Ultra Inertial Poser: Scalable Motion Capture and Tracking from Sparse Inertial Sensors and Ultra-Wideband Ranging

While camera-based capture systems remain the gold standard for recording human motion, learning-based tracking systems based on sparse wearable sensors are gaining popularity. Most commonly, they use inertial sensors, whose propensity for drift and jitter have so far limited tracking accuracy. In this paper, we propose Ultra Inertial Poser, a novel 3D full body pose estimation method that constrains drift and jitter in inertial tracking via inter-sensor distances. We estimate these distances across sparse sensor setups using a lightweight embedded tracker that augments inexpensive off-the-shelf 6D inertial measurement units with ultra-wideband radio-based ranging—dynamically and without the need for stationary reference anchors. Our method then fuses these inter-sensor distances with the 3D states estimated from each sensor. Our graph-based machine learning model processes the 3D states and distances to estimate a person’s 3D full body pose and translation. To train our model, we synthesize inertial measurements and distance estimates from the motion capture database AMASS. For evaluation, we contribute a novel motion dataset of 10 participants who performed 25 motion types, captured by 6 wearable IMU+UWB trackers and an optical motion capture system, totaling 200 minutes of synchronized sensor data (UIP-DB). Our extensive experiments show state-of-the-art performance for our method over PIP and TIP, reducing position error from 13.62 to 10.65 cm (22% better) and lowering jitter from 1.56 to 0.055 km/s3 (a reduction of 97%). UIP code, UIP-DB dataset, and hardware design: https://github.com/eth-siplab/UltraInertialPoser

💡 Research Summary

The paper introduces Ultra Inertial Poser (UIP), a novel full‑body motion capture system that fuses inertial measurement unit (IMU) data with ultra‑wideband (UWB) ranging to overcome the long‑standing drift and jitter problems of pure inertial tracking. The authors design a compact “IMU+UWB tracker” that integrates a commercial 6‑DoF IMU and a UWB radio on a single PCB, powered by a small battery and communicating via BLE. Unlike traditional UWB setups that rely on fixed anchors, each tracker performs two‑way ranging with every other tracker, providing real‑time inter‑sensor distances without any external infrastructure.

To exploit these distances, the authors construct a graph where each node represents a sensor’s 3‑D state (position, velocity, acceleration, orientation) and each edge encodes the measured pairwise distance. A graph neural network (GNN) performs message passing to enforce distance consistency, while a Temporal Convolutional Network (TCN) captures the temporal dynamics of human motion. The combined GNN‑TCN model outputs the 3‑D positions of 24 body joints together with the global translation of the subject.

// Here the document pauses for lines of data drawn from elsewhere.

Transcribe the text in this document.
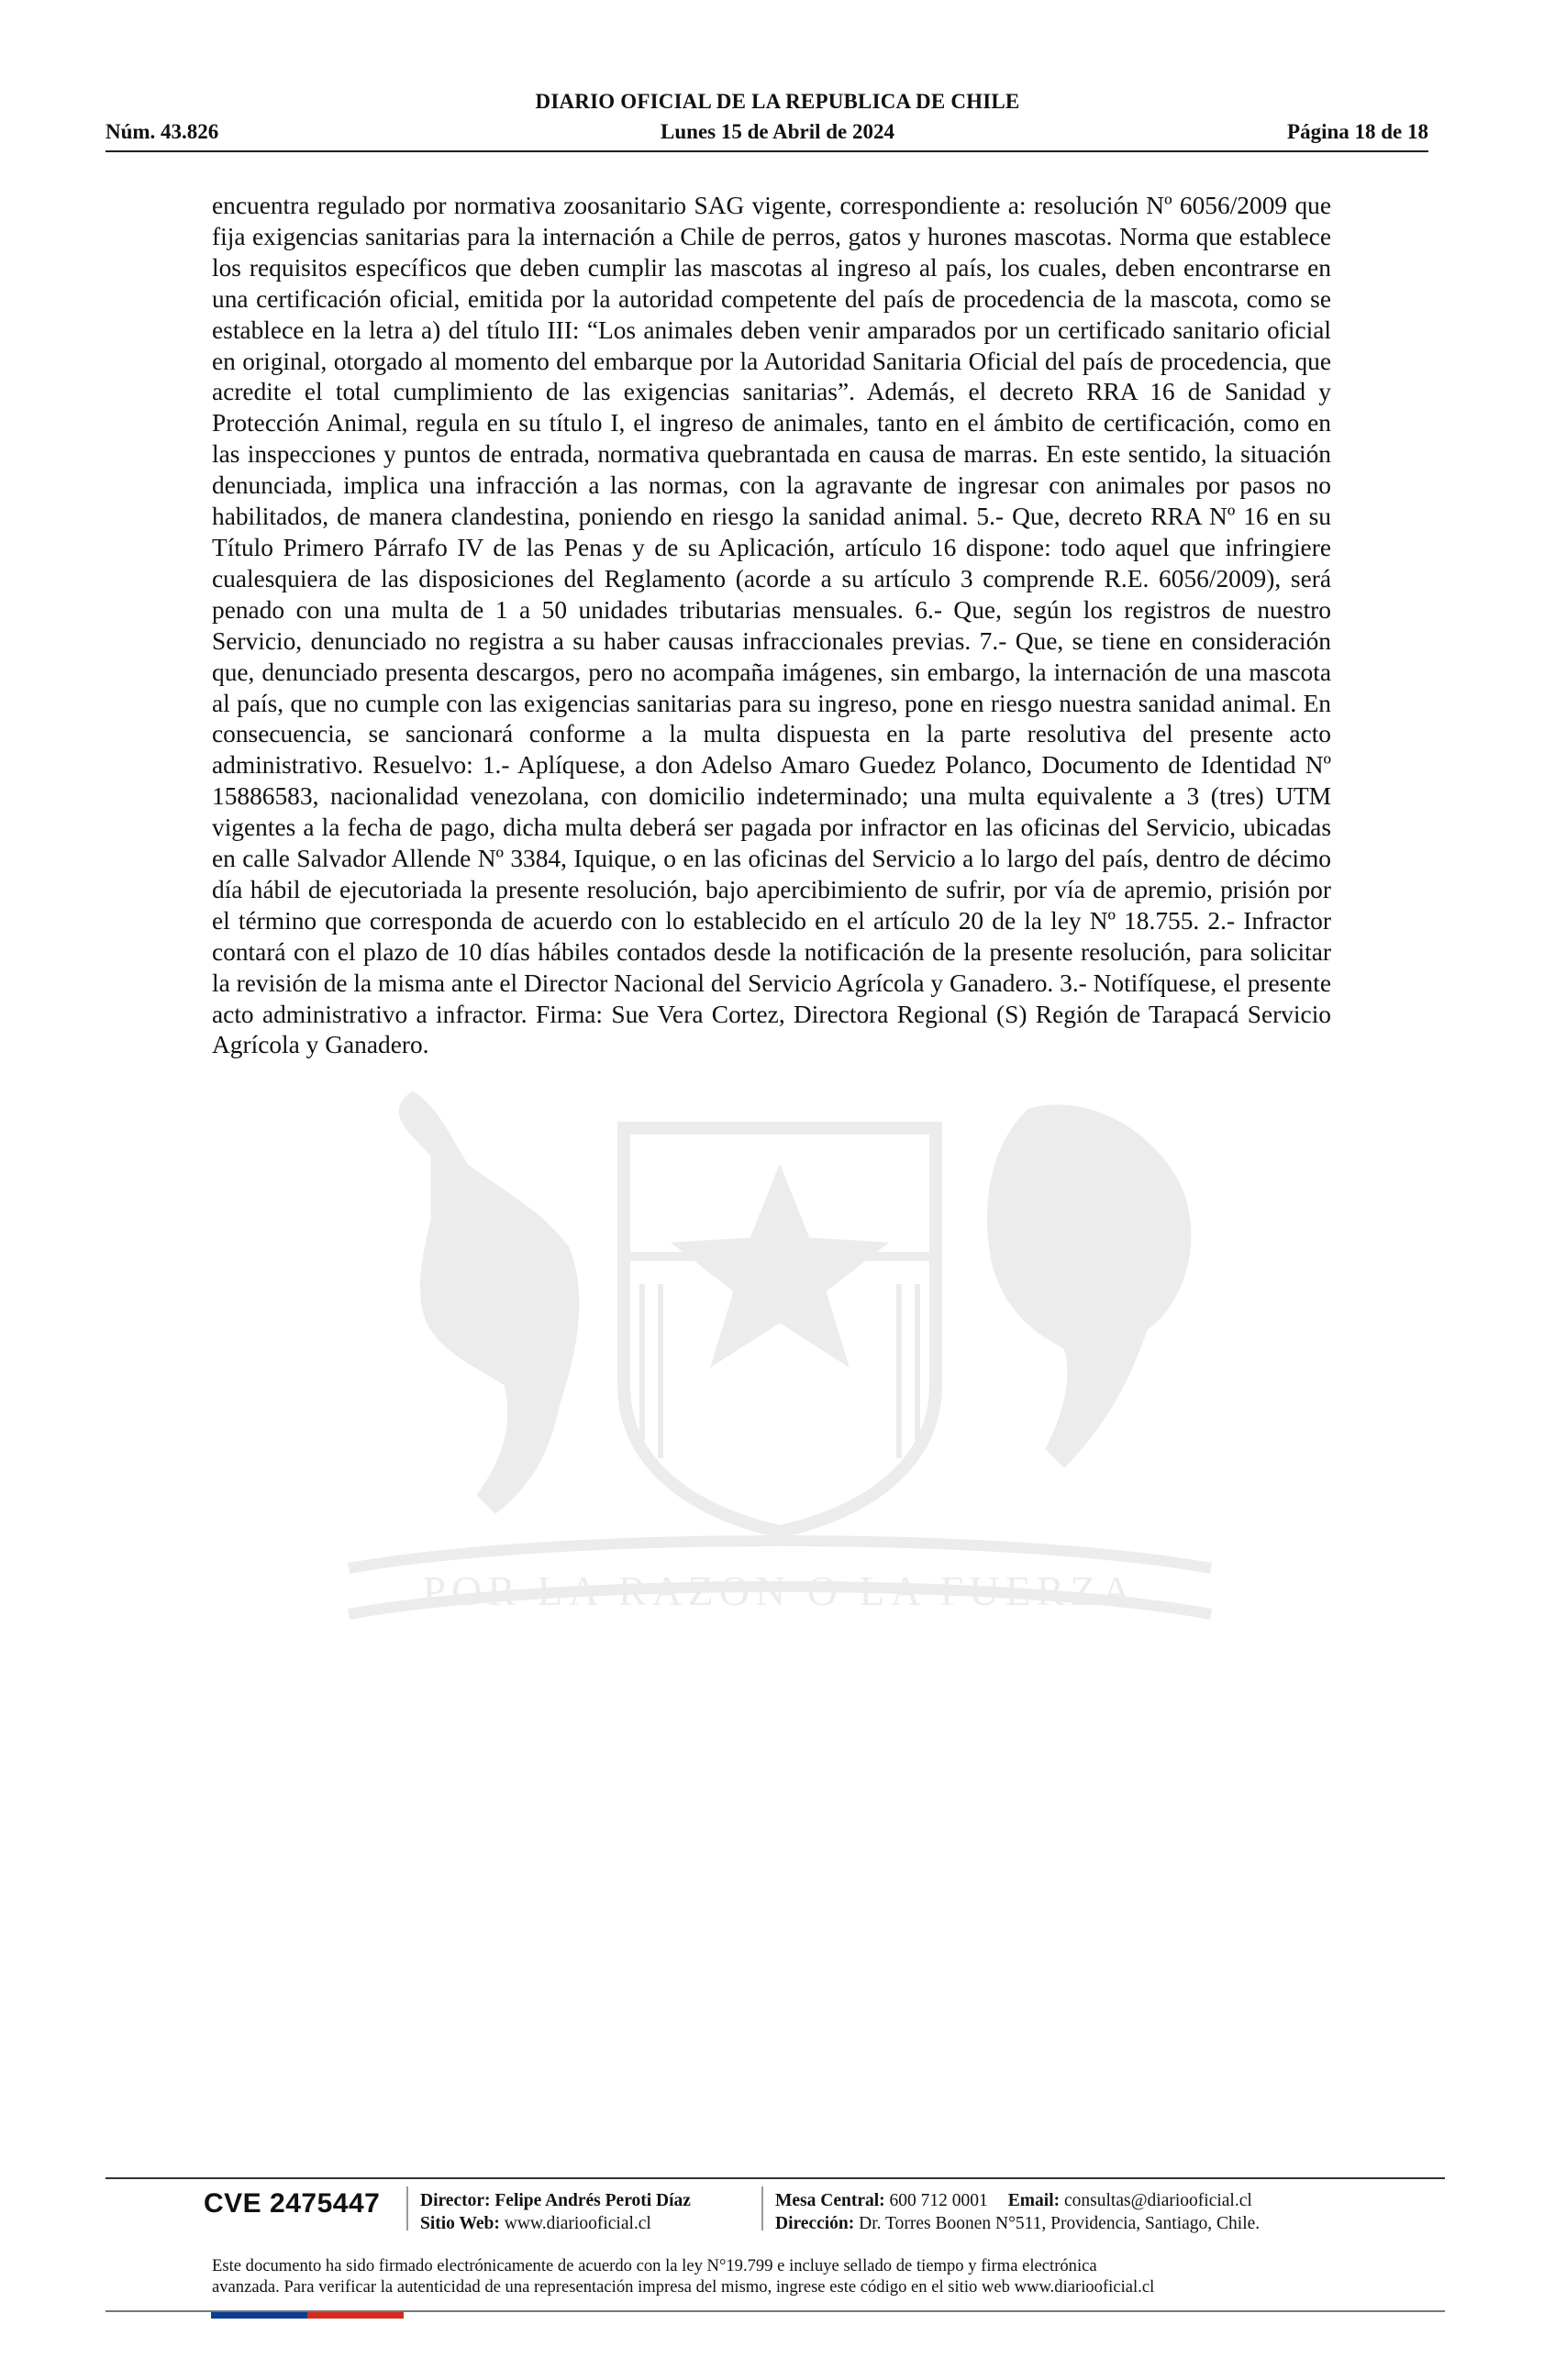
POR LA RAZON O LA FUERZA
DIARIO OFICIAL DE LA REPUBLICA DE CHILE
Núm. 43.826	Lunes 15 de Abril de 2024	Página 18 de 18
encuentra regulado por normativa zoosanitario SAG vigente, correspondiente a: resolución Nº 6056/2009 que fija exigencias sanitarias para la internación a Chile de perros, gatos y hurones mascotas. Norma que establece los requisitos específicos que deben cumplir las mascotas al ingreso al país, los cuales, deben encontrarse en una certificación oficial, emitida por la autoridad competente del país de procedencia de la mascota, como se establece en la letra a) del título III: “Los animales deben venir amparados por un certificado sanitario oficial en original, otorgado al momento del embarque por la Autoridad Sanitaria Oficial del país de procedencia, que acredite el total cumplimiento de las exigencias sanitarias”. Además, el decreto RRA 16 de Sanidad y Protección Animal, regula en su título I, el ingreso de animales, tanto en el ámbito de certificación, como en las inspecciones y puntos de entrada, normativa quebrantada en causa de marras. En este sentido, la situación denunciada, implica una infracción a las normas, con la agravante de ingresar con animales por pasos no habilitados, de manera clandestina, poniendo en riesgo la sanidad animal. 5.- Que, decreto RRA Nº 16 en su Título Primero Párrafo IV de las Penas y de su Aplicación, artículo 16 dispone: todo aquel que infringiere cualesquiera de las disposiciones del Reglamento (acorde a su artículo 3 comprende R.E. 6056/2009), será penado con una multa de 1 a 50 unidades tributarias mensuales. 6.- Que, según los registros de nuestro Servicio, denunciado no registra a su haber causas infraccionales previas. 7.- Que, se tiene en consideración que, denunciado presenta descargos, pero no acompaña imágenes, sin embargo, la internación de una mascota al país, que no cumple con las exigencias sanitarias para su ingreso, pone en riesgo nuestra sanidad animal. En consecuencia, se sancionará conforme a la multa dispuesta en la parte resolutiva del presente acto administrativo. Resuelvo: 1.- Aplíquese, a don Adelso Amaro Guedez Polanco, Documento de Identidad Nº 15886583, nacionalidad venezolana, con domicilio indeterminado; una multa equivalente a 3 (tres) UTM vigentes a la fecha de pago, dicha multa deberá ser pagada por infractor en las oficinas del Servicio, ubicadas en calle Salvador Allende Nº 3384, Iquique, o en las oficinas del Servicio a lo largo del país, dentro de décimo día hábil de ejecutoriada la presente resolución, bajo apercibimiento de sufrir, por vía de apremio, prisión por el término que corresponda de acuerdo con lo establecido en el artículo 20 de la ley Nº 18.755. 2.- Infractor contará con el plazo de 10 días hábiles contados desde la notificación de la presente resolución, para solicitar la revisión de la misma ante el Director Nacional del Servicio Agrícola y Ganadero. 3.- Notifíquese, el presente acto administrativo a infractor. Firma: Sue Vera Cortez, Directora Regional (S) Región de Tarapacá Servicio Agrícola y Ganadero.
CVE 2475447 Director: Felipe Andrés Peroti Díaz
Sitio Web: www.diariooficial.cl
Mesa Central: 600 712 0001 Email: consultas@diariooficial.cl
Dirección: Dr. Torres Boonen N°511, Providencia, Santiago, Chile.
Este documento ha sido firmado electrónicamente de acuerdo con la ley N°19.799 e incluye sellado de tiempo y firma electrónica
avanzada. Para verificar la autenticidad de una representación impresa del mismo, ingrese este código en el sitio web www.diariooficial.cl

Training data are generated synthetically from the AMASS motion‑capture database. For each AMASS sequence, a physics‑based simulator produces realistic IMU signals and UWB distance measurements, including sensor noise and radio‑interference models. This large‑scale synthetic dataset pre‑trains the network, which is then fine‑tuned on a newly collected real‑world dataset (UIP‑DB). UIP‑DB comprises 10 participants performing 25 distinct actions (walking, running, jumping, turning, etc.) while wearing six IMU+UWB trackers placed on the torso, shoulders, and ankles. The sessions are simultaneously recorded by a Vicon optical system, yielding 200 minutes of synchronized ground‑truth data.

Extensive evaluation shows that UIP outperforms the state‑of‑the‑art inertial‑only methods PIP (Pose Inertial Pose) and TIP (Temporal Inertial Pose). The global position error drops from 13.62 cm (PIP) to 10.65 cm (22 % improvement), and the jitter metric—measured as the third‑order norm of velocity changes—decreases from 1.56 km/s³ to 0.055 km/s³, a 97 % reduction. Joint‑level errors also improve, especially for distal limbs where distance constraints are most beneficial. Importantly, the system maintains low drift over long recordings (30 + minutes), demonstrating suitability for real‑time streaming, AR/VR, and sports analytics.

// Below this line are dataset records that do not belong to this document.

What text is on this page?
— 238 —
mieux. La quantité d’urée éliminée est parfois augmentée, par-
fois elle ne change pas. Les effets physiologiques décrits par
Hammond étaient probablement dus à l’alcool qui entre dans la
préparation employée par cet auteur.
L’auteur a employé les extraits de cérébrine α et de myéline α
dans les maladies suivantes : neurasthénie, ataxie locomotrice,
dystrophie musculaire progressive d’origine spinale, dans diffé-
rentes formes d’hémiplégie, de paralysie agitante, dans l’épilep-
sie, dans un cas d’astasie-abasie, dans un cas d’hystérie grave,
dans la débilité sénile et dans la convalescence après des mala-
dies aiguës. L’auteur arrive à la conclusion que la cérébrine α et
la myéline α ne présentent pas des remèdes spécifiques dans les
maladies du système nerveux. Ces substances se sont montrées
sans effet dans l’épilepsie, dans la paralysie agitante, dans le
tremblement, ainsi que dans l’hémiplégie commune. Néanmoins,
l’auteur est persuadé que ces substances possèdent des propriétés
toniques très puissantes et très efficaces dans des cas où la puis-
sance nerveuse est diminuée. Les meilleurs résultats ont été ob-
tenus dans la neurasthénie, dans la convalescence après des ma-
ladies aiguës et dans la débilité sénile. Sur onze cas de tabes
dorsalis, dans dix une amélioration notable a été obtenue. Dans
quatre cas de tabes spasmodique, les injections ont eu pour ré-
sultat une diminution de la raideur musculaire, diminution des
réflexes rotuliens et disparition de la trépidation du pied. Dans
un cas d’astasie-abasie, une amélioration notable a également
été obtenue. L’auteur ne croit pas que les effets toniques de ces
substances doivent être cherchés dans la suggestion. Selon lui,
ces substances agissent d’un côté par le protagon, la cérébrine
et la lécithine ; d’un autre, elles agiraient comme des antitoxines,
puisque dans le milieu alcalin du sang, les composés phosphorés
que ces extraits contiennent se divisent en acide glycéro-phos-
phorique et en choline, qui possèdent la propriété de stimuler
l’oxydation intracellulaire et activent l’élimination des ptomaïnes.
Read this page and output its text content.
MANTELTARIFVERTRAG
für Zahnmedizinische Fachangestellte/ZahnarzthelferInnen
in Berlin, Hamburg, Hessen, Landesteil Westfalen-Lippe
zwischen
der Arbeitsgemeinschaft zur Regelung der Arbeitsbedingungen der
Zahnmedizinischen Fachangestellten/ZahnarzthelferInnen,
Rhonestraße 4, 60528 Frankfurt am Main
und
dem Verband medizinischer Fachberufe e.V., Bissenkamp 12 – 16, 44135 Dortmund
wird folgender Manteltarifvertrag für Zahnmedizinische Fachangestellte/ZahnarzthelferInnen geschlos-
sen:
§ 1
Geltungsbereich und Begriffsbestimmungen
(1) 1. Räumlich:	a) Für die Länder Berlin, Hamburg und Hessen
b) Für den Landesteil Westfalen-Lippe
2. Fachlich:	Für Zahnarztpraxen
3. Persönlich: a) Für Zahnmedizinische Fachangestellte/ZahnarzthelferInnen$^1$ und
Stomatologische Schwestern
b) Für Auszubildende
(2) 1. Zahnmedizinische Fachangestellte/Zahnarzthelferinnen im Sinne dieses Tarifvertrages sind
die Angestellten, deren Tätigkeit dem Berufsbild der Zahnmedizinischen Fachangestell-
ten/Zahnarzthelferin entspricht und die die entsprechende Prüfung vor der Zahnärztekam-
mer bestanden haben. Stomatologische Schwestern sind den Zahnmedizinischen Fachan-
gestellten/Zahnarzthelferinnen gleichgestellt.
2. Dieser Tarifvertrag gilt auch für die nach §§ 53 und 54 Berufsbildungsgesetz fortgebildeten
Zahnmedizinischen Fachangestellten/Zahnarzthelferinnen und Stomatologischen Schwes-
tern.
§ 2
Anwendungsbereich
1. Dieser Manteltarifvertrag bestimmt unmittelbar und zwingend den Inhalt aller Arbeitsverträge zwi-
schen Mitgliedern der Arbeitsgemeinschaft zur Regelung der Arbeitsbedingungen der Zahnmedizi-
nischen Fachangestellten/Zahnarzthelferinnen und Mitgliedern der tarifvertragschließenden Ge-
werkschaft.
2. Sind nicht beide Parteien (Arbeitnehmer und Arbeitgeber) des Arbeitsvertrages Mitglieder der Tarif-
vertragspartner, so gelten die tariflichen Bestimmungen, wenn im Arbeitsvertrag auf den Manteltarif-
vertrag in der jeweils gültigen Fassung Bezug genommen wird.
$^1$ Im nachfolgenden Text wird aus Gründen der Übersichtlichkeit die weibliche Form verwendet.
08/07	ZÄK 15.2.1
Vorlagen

The authors acknowledge limitations: UWB ranging can degrade in metal‑rich or multipath environments, and the current six‑sensor configuration may not scale trivially due to increased graph complexity. Future work will explore robust UWB models for outdoor settings, efficient sub‑graph sampling, and unsupervised domain adaptation to bridge the synthetic‑real gap.

In summary, Ultra Inertial Poser delivers a low‑cost, anchor‑free, wearable motion capture solution that combines the ubiquity of IMUs with the absolute distance information of UWB. By integrating these modalities through a graph‑based deep learning framework, the system achieves state‑of‑the‑art accuracy and stability, and the authors release all code, hardware designs, and the UIP‑DB dataset to foster further research and commercial adoption.